É o pior resultado de 2014; dos nove segmentos pesquisados pelo Sincovarp, sete apresentaram variação negativa

A Copa do Mundo de Futebol no Brasil não trouxe o movimento esperado para o comércio de Ribeirão Preto e junho fechou com as vendas no vermelho. A queda foi de -3,76% na comparação com o mesmo período do ano passado. Foi o pior resultado de 2014, segundo a pesquisa Movimento do Comércio, realizada mensalmente pelo Sincovarp – Sindicato do Comércio Varejista de Ribeirão e região.

Entre as empresas entrevistadas, 68,8% declararam que as vendas do mês passado foram piores que as do mesmo mês no ano passado, enquanto 29,2% disseram o contrário e apenas 2,0% consideraram as vendas equivalentes nos dois períodos.

Setorial – O pior desempenho de vendas em junho foi o do segmento de Ótica (–9,80%), seguido por Vestuário (–6,78%), Móveis (–6,12%), Presentes (–5,64%), Cine/Foto e Livraria/Papelaria (ambos com –5,25%) e Tecidos/Enxoval (–1,90%). As variações positivas foram dos setores de Eletrodomésticos (+5,64%) e Calçados (+1,25%).

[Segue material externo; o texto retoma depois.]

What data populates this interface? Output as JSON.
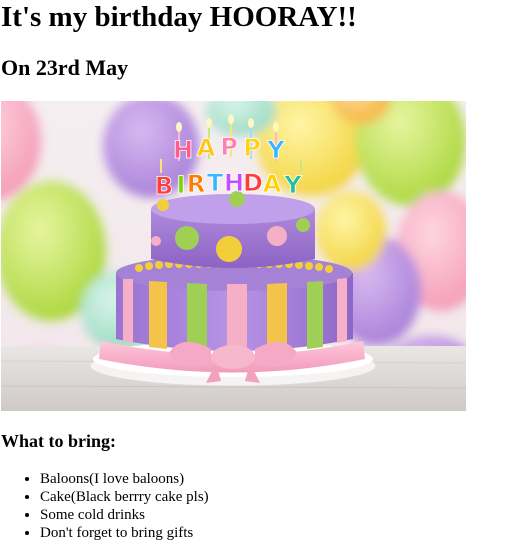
{
  "heading": "It's my birthday HOORAY!!",
  "date_line": "On 23rd May",
  "cake_image": {
    "alt": "Birthday cake",
    "topper_text": "HAPPY BIRTHDAY",
    "topper_colors": [
      "#ff4f7a",
      "#ffb400",
      "#3ab5ff",
      "#7ad400",
      "#ff7a00",
      "#c34dff",
      "#ff3d3d",
      "#ffd100",
      "#20c0a0"
    ]
  },
  "bring_heading": "What to bring:",
  "bring_items": [
    "Baloons(I love baloons)",
    "Cake(Black berrry cake pls)",
    "Some cold drinks",
    "Don't forget to bring gifts"
  ]
}
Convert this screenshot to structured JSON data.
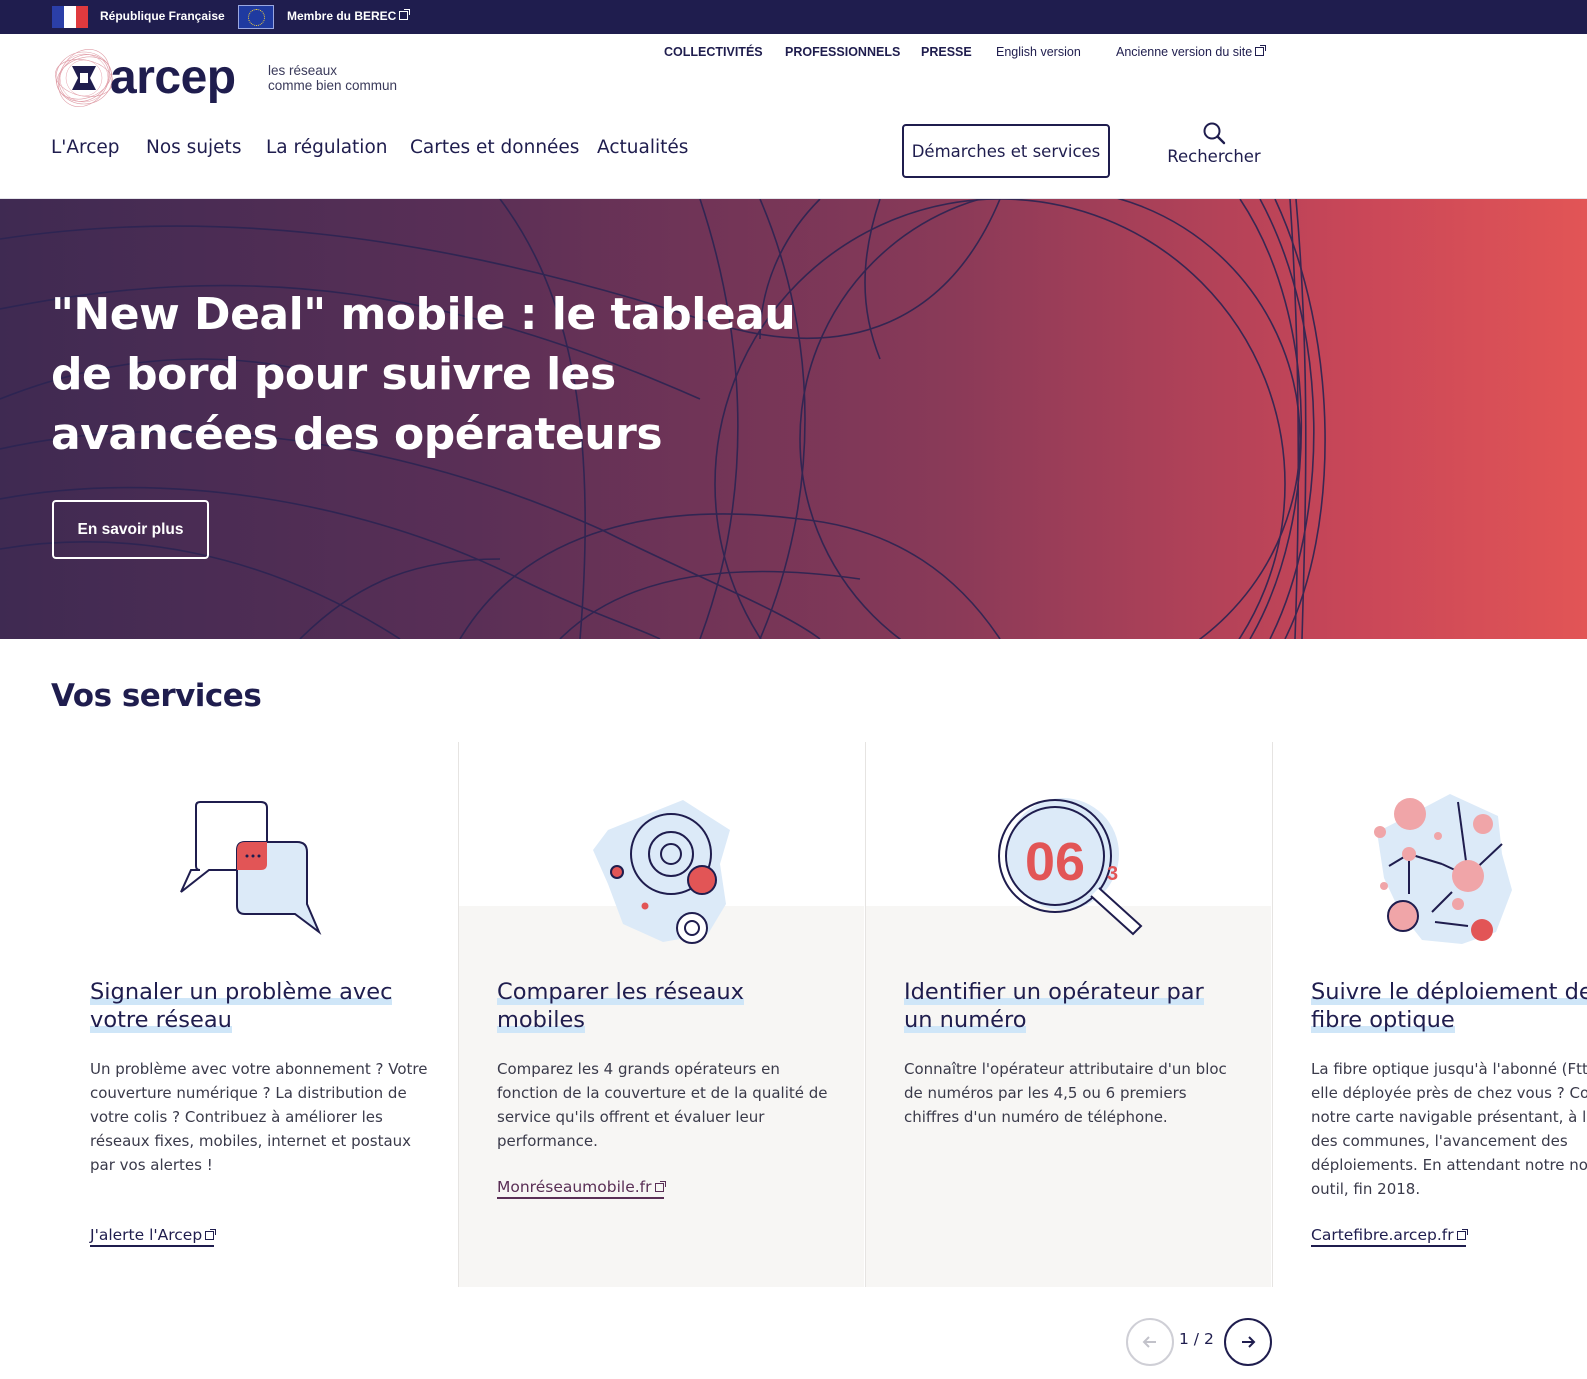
{
  "topbar": {
    "republique": "République Française",
    "berec": "Membre du BEREC"
  },
  "brand": {
    "name": "arcep",
    "tagline_line1": "les réseaux",
    "tagline_line2": "comme bien commun"
  },
  "utility_nav": [
    {
      "label": "COLLECTIVITÉS"
    },
    {
      "label": "PROFESSIONNELS"
    },
    {
      "label": "PRESSE"
    },
    {
      "label": "English version"
    },
    {
      "label": "Ancienne version du site"
    }
  ],
  "main_nav": [
    {
      "label": "L'Arcep"
    },
    {
      "label": "Nos sujets"
    },
    {
      "label": "La régulation"
    },
    {
      "label": "Cartes et données"
    },
    {
      "label": "Actualités"
    }
  ],
  "demarches_label": "Démarches et services",
  "search_label": "Rechercher",
  "hero": {
    "title": "\"New Deal\" mobile : le tableau de bord pour suivre les avancées des opérateurs",
    "button": "En savoir plus"
  },
  "services": {
    "title": "Vos services",
    "cards": [
      {
        "title": "Signaler un problème avec votre réseau",
        "description": "Un problème avec votre abonnement ? Votre couverture numérique ? La distribution de votre colis ? Contribuez à améliorer les réseaux fixes, mobiles, internet et postaux par vos alertes !",
        "link": "J'alerte l'Arcep",
        "icon": "chat-bubbles-icon"
      },
      {
        "title": "Comparer les réseaux mobiles",
        "description": "Comparez les 4 grands opérateurs en fonction de la couverture et de la qualité de service qu'ils offrent et évaluer leur performance.",
        "link": "Monréseaumobile.fr",
        "icon": "france-map-signal-icon"
      },
      {
        "title": "Identifier un opérateur par un numéro",
        "description": "Connaître l'opérateur attributaire d'un bloc de numéros par les 4,5 ou 6 premiers chiffres d'un numéro de téléphone.",
        "link": "",
        "icon": "magnifier-number-icon",
        "icon_text": "06",
        "icon_small": "3"
      },
      {
        "title": "Suivre le déploiement de la fibre optique",
        "description": "La fibre optique jusqu'à l'abonné (FttH) est-elle déployée près de chez vous ? Consultez notre carte navigable présentant, à l'échelle des communes, l'avancement des déploiements. En attendant notre nouvel outil, fin 2018.",
        "link": "Cartefibre.arcep.fr",
        "icon": "network-map-icon"
      }
    ]
  },
  "pager": {
    "text": "1 / 2"
  },
  "colors": {
    "navy": "#1f1d4e",
    "coral": "#e25556",
    "light_blue": "#cfe6f8"
  }
}
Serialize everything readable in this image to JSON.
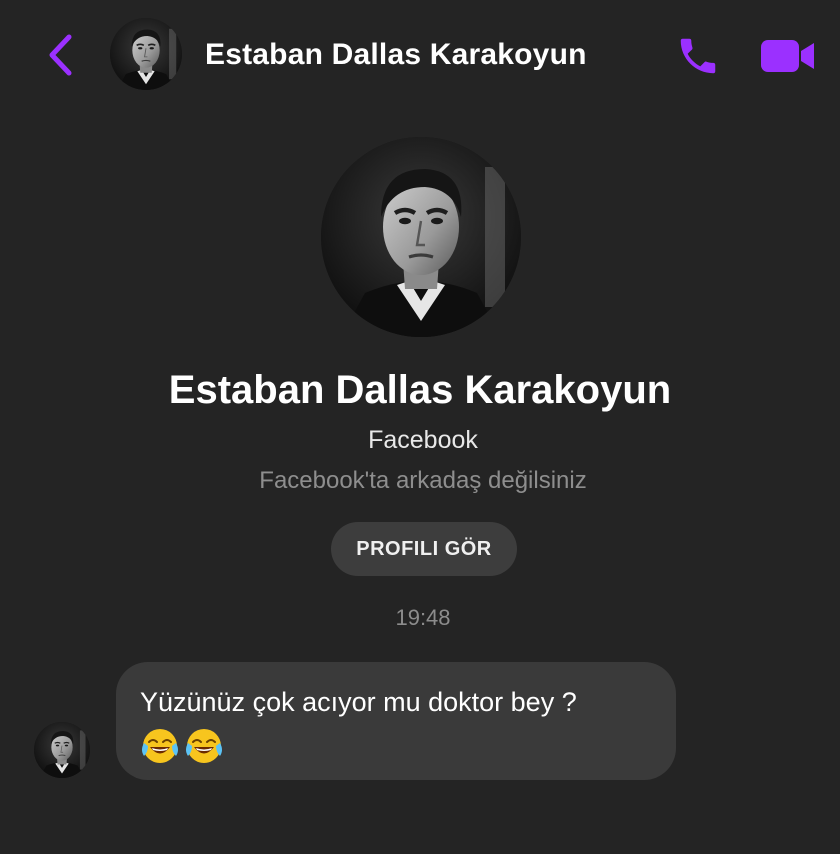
{
  "header": {
    "back_icon": "chevron-left-icon",
    "name": "Estaban Dallas Karakoyun",
    "call_icon": "phone-icon",
    "video_icon": "video-camera-icon",
    "accent_color": "#9b30ff"
  },
  "profile": {
    "name": "Estaban Dallas Karakoyun",
    "source": "Facebook",
    "note": "Facebook'ta arkadaş değilsiniz",
    "button_label": "PROFILI GÖR"
  },
  "conversation": {
    "timestamp": "19:48",
    "messages": [
      {
        "text": "Yüzünüz çok acıyor mu doktor bey ?",
        "emojis": [
          "face-with-tears-of-joy-icon",
          "face-with-tears-of-joy-icon"
        ]
      }
    ]
  }
}
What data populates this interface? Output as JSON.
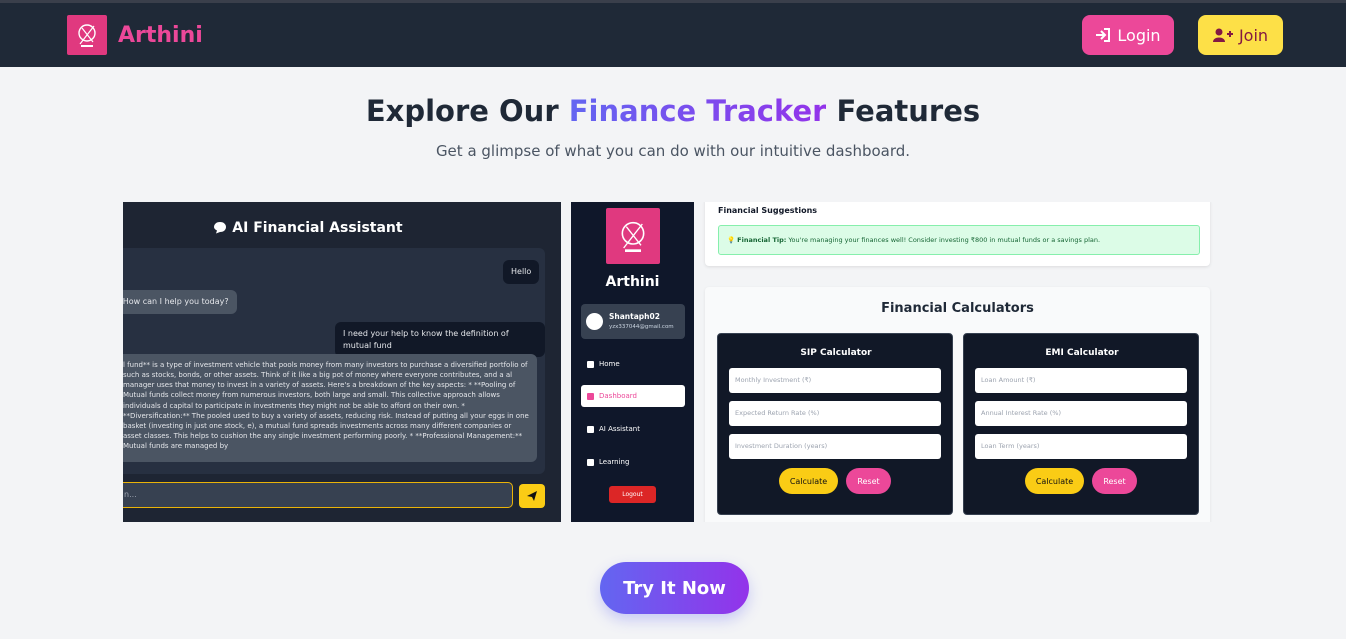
{
  "header": {
    "brand_name": "Arthini",
    "login_label": "Login",
    "join_label": "Join"
  },
  "hero": {
    "title_before": "Explore Our ",
    "title_accent": "Finance Tracker",
    "title_after": " Features",
    "subtitle": "Get a glimpse of what you can do with our intuitive dashboard."
  },
  "chat": {
    "title": "AI Financial Assistant",
    "messages": [
      {
        "role": "user",
        "text": "Hello"
      },
      {
        "role": "bot",
        "text": "! How can I help you today?"
      },
      {
        "role": "user",
        "text": "I need your help to know the definition of mutual fund"
      },
      {
        "role": "bot",
        "text": "l fund** is a type of investment vehicle that pools money from many investors to purchase a diversified portfolio of such as stocks, bonds, or other assets. Think of it like a big pot of money where everyone contributes, and a al manager uses that money to invest in a variety of assets. Here's a breakdown of the key aspects: * **Pooling of Mutual funds collect money from numerous investors, both large and small. This collective approach allows individuals d capital to participate in investments they might not be able to afford on their own. * **Diversification:** The pooled used to buy a variety of assets, reducing risk. Instead of putting all your eggs in one basket (investing in just one stock, e), a mutual fund spreads investments across many different companies or asset classes. This helps to cushion the any single investment performing poorly. * **Professional Management:** Mutual funds are managed by"
      }
    ],
    "input_placeholder": "n..."
  },
  "sidebar": {
    "brand": "Arthini",
    "username": "Shantaph02",
    "email": "yzx337044@gmail.com",
    "items": [
      {
        "label": "Home",
        "active": false
      },
      {
        "label": "Dashboard",
        "active": true
      },
      {
        "label": "AI Assistant",
        "active": false
      },
      {
        "label": "Learning",
        "active": false
      }
    ],
    "logout_label": "Logout"
  },
  "dashboard": {
    "suggestions_title": "Financial Suggestions",
    "tip_label": "Financial Tip:",
    "tip_text": " You're managing your finances well! Consider investing ₹800 in mutual funds or a savings plan.",
    "calculators_title": "Financial Calculators",
    "sip": {
      "title": "SIP Calculator",
      "fields": [
        "Monthly Investment (₹)",
        "Expected Return Rate (%)",
        "Investment Duration (years)"
      ],
      "calculate": "Calculate",
      "reset": "Reset"
    },
    "emi": {
      "title": "EMI Calculator",
      "fields": [
        "Loan Amount (₹)",
        "Annual Interest Rate (%)",
        "Loan Term (years)"
      ],
      "calculate": "Calculate",
      "reset": "Reset"
    }
  },
  "cta": {
    "label": "Try It Now"
  },
  "colors": {
    "brand_pink": "#ec4899",
    "join_yellow": "#fde047",
    "accent_start": "#6366f1",
    "accent_end": "#9333ea",
    "header_bg": "#1f2937"
  }
}
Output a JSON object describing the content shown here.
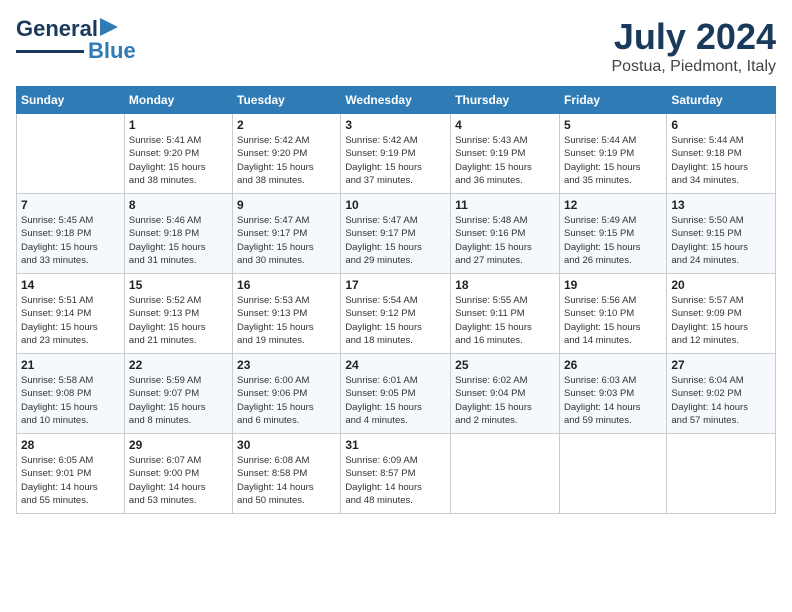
{
  "header": {
    "logo_line1": "General",
    "logo_line2": "Blue",
    "month": "July 2024",
    "location": "Postua, Piedmont, Italy"
  },
  "calendar": {
    "days_of_week": [
      "Sunday",
      "Monday",
      "Tuesday",
      "Wednesday",
      "Thursday",
      "Friday",
      "Saturday"
    ],
    "weeks": [
      [
        {
          "day": "",
          "info": ""
        },
        {
          "day": "1",
          "info": "Sunrise: 5:41 AM\nSunset: 9:20 PM\nDaylight: 15 hours\nand 38 minutes."
        },
        {
          "day": "2",
          "info": "Sunrise: 5:42 AM\nSunset: 9:20 PM\nDaylight: 15 hours\nand 38 minutes."
        },
        {
          "day": "3",
          "info": "Sunrise: 5:42 AM\nSunset: 9:19 PM\nDaylight: 15 hours\nand 37 minutes."
        },
        {
          "day": "4",
          "info": "Sunrise: 5:43 AM\nSunset: 9:19 PM\nDaylight: 15 hours\nand 36 minutes."
        },
        {
          "day": "5",
          "info": "Sunrise: 5:44 AM\nSunset: 9:19 PM\nDaylight: 15 hours\nand 35 minutes."
        },
        {
          "day": "6",
          "info": "Sunrise: 5:44 AM\nSunset: 9:18 PM\nDaylight: 15 hours\nand 34 minutes."
        }
      ],
      [
        {
          "day": "7",
          "info": "Sunrise: 5:45 AM\nSunset: 9:18 PM\nDaylight: 15 hours\nand 33 minutes."
        },
        {
          "day": "8",
          "info": "Sunrise: 5:46 AM\nSunset: 9:18 PM\nDaylight: 15 hours\nand 31 minutes."
        },
        {
          "day": "9",
          "info": "Sunrise: 5:47 AM\nSunset: 9:17 PM\nDaylight: 15 hours\nand 30 minutes."
        },
        {
          "day": "10",
          "info": "Sunrise: 5:47 AM\nSunset: 9:17 PM\nDaylight: 15 hours\nand 29 minutes."
        },
        {
          "day": "11",
          "info": "Sunrise: 5:48 AM\nSunset: 9:16 PM\nDaylight: 15 hours\nand 27 minutes."
        },
        {
          "day": "12",
          "info": "Sunrise: 5:49 AM\nSunset: 9:15 PM\nDaylight: 15 hours\nand 26 minutes."
        },
        {
          "day": "13",
          "info": "Sunrise: 5:50 AM\nSunset: 9:15 PM\nDaylight: 15 hours\nand 24 minutes."
        }
      ],
      [
        {
          "day": "14",
          "info": "Sunrise: 5:51 AM\nSunset: 9:14 PM\nDaylight: 15 hours\nand 23 minutes."
        },
        {
          "day": "15",
          "info": "Sunrise: 5:52 AM\nSunset: 9:13 PM\nDaylight: 15 hours\nand 21 minutes."
        },
        {
          "day": "16",
          "info": "Sunrise: 5:53 AM\nSunset: 9:13 PM\nDaylight: 15 hours\nand 19 minutes."
        },
        {
          "day": "17",
          "info": "Sunrise: 5:54 AM\nSunset: 9:12 PM\nDaylight: 15 hours\nand 18 minutes."
        },
        {
          "day": "18",
          "info": "Sunrise: 5:55 AM\nSunset: 9:11 PM\nDaylight: 15 hours\nand 16 minutes."
        },
        {
          "day": "19",
          "info": "Sunrise: 5:56 AM\nSunset: 9:10 PM\nDaylight: 15 hours\nand 14 minutes."
        },
        {
          "day": "20",
          "info": "Sunrise: 5:57 AM\nSunset: 9:09 PM\nDaylight: 15 hours\nand 12 minutes."
        }
      ],
      [
        {
          "day": "21",
          "info": "Sunrise: 5:58 AM\nSunset: 9:08 PM\nDaylight: 15 hours\nand 10 minutes."
        },
        {
          "day": "22",
          "info": "Sunrise: 5:59 AM\nSunset: 9:07 PM\nDaylight: 15 hours\nand 8 minutes."
        },
        {
          "day": "23",
          "info": "Sunrise: 6:00 AM\nSunset: 9:06 PM\nDaylight: 15 hours\nand 6 minutes."
        },
        {
          "day": "24",
          "info": "Sunrise: 6:01 AM\nSunset: 9:05 PM\nDaylight: 15 hours\nand 4 minutes."
        },
        {
          "day": "25",
          "info": "Sunrise: 6:02 AM\nSunset: 9:04 PM\nDaylight: 15 hours\nand 2 minutes."
        },
        {
          "day": "26",
          "info": "Sunrise: 6:03 AM\nSunset: 9:03 PM\nDaylight: 14 hours\nand 59 minutes."
        },
        {
          "day": "27",
          "info": "Sunrise: 6:04 AM\nSunset: 9:02 PM\nDaylight: 14 hours\nand 57 minutes."
        }
      ],
      [
        {
          "day": "28",
          "info": "Sunrise: 6:05 AM\nSunset: 9:01 PM\nDaylight: 14 hours\nand 55 minutes."
        },
        {
          "day": "29",
          "info": "Sunrise: 6:07 AM\nSunset: 9:00 PM\nDaylight: 14 hours\nand 53 minutes."
        },
        {
          "day": "30",
          "info": "Sunrise: 6:08 AM\nSunset: 8:58 PM\nDaylight: 14 hours\nand 50 minutes."
        },
        {
          "day": "31",
          "info": "Sunrise: 6:09 AM\nSunset: 8:57 PM\nDaylight: 14 hours\nand 48 minutes."
        },
        {
          "day": "",
          "info": ""
        },
        {
          "day": "",
          "info": ""
        },
        {
          "day": "",
          "info": ""
        }
      ]
    ]
  }
}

Emprego – Em junho o comércio de Ribeirão Preto teve retração de -0,91% no índice de vagas de trabalho. Entre as empresas entrevistadas, 87,8% mantiveram o número de empregados, enquanto 10,2% demitiram e 2,0% contrataram durante o mês. As reduções foram registradas nos setores de Móveis (–3,33%), Vestuário (–2,78%), Eletrodomésticos (–2,29%) e de Livraria/Papelaria (–0,56%). O único setor que criou novas vagas de trabalho foi o de Calçados (+0,78%).

Modalidade de pagamento – Em média, o cartão de crédito foi usado em 49,16% das compras no comércio de Ribeirão Preto, em junho. Em seguida vêm os pagamentos à vista, que representaram 37,68% das transações. Em último aparece a modalidade de pagamento à prazo - cheques pré-datados ou carnês - utilizada em 13,16% das vendas no período.

Entre os segmentos, o que mais comercializa por meio de cartão de crédito é o de Calçados, com 61,25% de seus recebimentos nesta modalidade. A maior ocorrência de vendas à vista foi apresentada pelo setor de Livraria/Papelaria, com 69,17% das transações. Já a maior utilização de vendas à prazo ficou por conta do segmento de Móveis, com 19,00% dos recebimentos.

Segundo Marcelo Bosi Rodrigues, economista do Sincovarp responsável pela pesquisa, o cenário econômico continua complicado, com forte pressão inflacionária e baixo crescimento econômico. “Além disso, o baixo nível de desemprego, um dos pilares da economia nacional, começa a dar sinais de inversão de tendência. A indústria nacional há muito tempo vem apresentando dificuldades e agora parece que chegou a vez do comércio, que vinha mantendo vendas crescentes sustentadas pelo consumo doméstico. O varejo começa a sentir a apatia econômica que atingiu o consumo interno”, analisa.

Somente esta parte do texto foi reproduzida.